Germany's number of new COVID-19 cases per 100,000 people over the past seven days has climbed past 50, according to the Robert Koch Institute, the country’s disease control center.

The institute on Thursday reported that it had recorded 11,287 new cases over the past 24 hours, the first time there have been more than 10,000 daily cases since the pandemic began, shattering the previous record figure of 7,830 daily infections set on Saturday.

Buerkl said another weekly GfK survey showed that three-quarters of Germans saw the COVID-19 pandemic as a "big or very big threat," with more than half worried about the pandemic’s impact on their personal future. He said consumers’ prospects have never been so dim since that survey started in April.

The drop in consumer sentiment was mainly driven by falling economic and income expectations and a rising propensity to save.
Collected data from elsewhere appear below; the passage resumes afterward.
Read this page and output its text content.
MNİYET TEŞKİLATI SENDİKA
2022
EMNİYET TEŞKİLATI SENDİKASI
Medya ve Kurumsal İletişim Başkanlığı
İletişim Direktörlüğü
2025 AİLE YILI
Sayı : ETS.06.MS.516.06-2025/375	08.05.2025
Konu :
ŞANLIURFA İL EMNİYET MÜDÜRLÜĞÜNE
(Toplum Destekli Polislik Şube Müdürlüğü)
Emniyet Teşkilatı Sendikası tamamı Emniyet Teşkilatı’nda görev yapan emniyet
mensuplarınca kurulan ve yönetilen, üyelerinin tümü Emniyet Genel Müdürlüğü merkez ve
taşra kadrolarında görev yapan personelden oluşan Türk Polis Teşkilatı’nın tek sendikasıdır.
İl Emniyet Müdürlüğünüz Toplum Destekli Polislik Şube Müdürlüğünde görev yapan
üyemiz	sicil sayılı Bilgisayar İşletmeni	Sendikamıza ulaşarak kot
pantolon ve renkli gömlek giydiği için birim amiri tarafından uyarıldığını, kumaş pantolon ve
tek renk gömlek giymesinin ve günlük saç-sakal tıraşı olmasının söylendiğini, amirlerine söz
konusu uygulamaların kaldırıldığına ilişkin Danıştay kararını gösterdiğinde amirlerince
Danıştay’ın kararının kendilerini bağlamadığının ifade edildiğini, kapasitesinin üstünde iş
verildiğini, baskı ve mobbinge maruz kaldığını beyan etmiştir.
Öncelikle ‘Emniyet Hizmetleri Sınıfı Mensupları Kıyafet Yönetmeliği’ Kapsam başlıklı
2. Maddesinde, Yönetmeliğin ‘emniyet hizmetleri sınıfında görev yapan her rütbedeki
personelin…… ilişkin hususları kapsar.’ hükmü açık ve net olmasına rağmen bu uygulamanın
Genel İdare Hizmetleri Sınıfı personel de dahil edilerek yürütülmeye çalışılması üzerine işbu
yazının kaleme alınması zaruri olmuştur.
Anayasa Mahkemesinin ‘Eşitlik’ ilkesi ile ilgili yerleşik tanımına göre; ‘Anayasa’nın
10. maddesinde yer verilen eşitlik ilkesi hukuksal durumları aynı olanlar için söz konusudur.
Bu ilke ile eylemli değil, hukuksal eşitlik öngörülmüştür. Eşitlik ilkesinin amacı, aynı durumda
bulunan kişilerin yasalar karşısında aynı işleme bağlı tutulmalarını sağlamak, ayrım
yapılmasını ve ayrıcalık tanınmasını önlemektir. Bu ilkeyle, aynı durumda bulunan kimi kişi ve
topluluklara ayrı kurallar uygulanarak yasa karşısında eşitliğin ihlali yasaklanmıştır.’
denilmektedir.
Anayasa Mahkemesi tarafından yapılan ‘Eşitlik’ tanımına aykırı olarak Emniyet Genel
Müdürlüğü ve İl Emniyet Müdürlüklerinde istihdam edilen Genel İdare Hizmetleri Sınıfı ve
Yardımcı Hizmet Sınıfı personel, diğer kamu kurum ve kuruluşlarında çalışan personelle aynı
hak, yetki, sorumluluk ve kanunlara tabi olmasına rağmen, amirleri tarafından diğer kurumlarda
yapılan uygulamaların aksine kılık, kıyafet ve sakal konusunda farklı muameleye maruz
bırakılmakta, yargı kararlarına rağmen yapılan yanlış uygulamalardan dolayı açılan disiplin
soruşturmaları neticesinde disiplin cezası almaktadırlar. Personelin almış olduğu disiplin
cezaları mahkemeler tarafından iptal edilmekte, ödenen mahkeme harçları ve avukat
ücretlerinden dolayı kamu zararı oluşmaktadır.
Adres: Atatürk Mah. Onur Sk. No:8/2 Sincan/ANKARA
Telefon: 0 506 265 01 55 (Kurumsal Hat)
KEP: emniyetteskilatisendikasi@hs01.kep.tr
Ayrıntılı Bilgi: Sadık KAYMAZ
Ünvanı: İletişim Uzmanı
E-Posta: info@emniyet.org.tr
"Consumers apparently assume that the much more active infection process in Germany will slow down the previously hoped for rapid recovery of the German economy," Buerkl said.

The pandemic pushed Germany's economy into a recession in the first quarter, and the drop in consumer confidence suggests that increasing private consumption may not continue to bring growth back around, said ING economist Carsten Brzeski.

"New uncertainty and new restrictions, as well as local lockdowns, have already started to dampen consumer confidence and the prospects for private consumption," Brzeski said in a research note.

"Given that it very much looks as things will first get worse before they get better, both in terms of infections and restrictions, the risk of a double dip in Germany is also increasing."

The German government currently expects the gross domestic product to shrink in 2020 by 5.8% before rebounding by 4.4% next year, assuming that the pandemic will remain under control.

The country’s leading economic research institutes last week forecast a slower recovery than originally predicted, with a rebound being held back by sectors particularly hard hit by social distancing restrictions such as restaurants, tourism, events and air travel.

Buerkl said a stabilization in consumer sentiment in the coming months would depend on infection rates.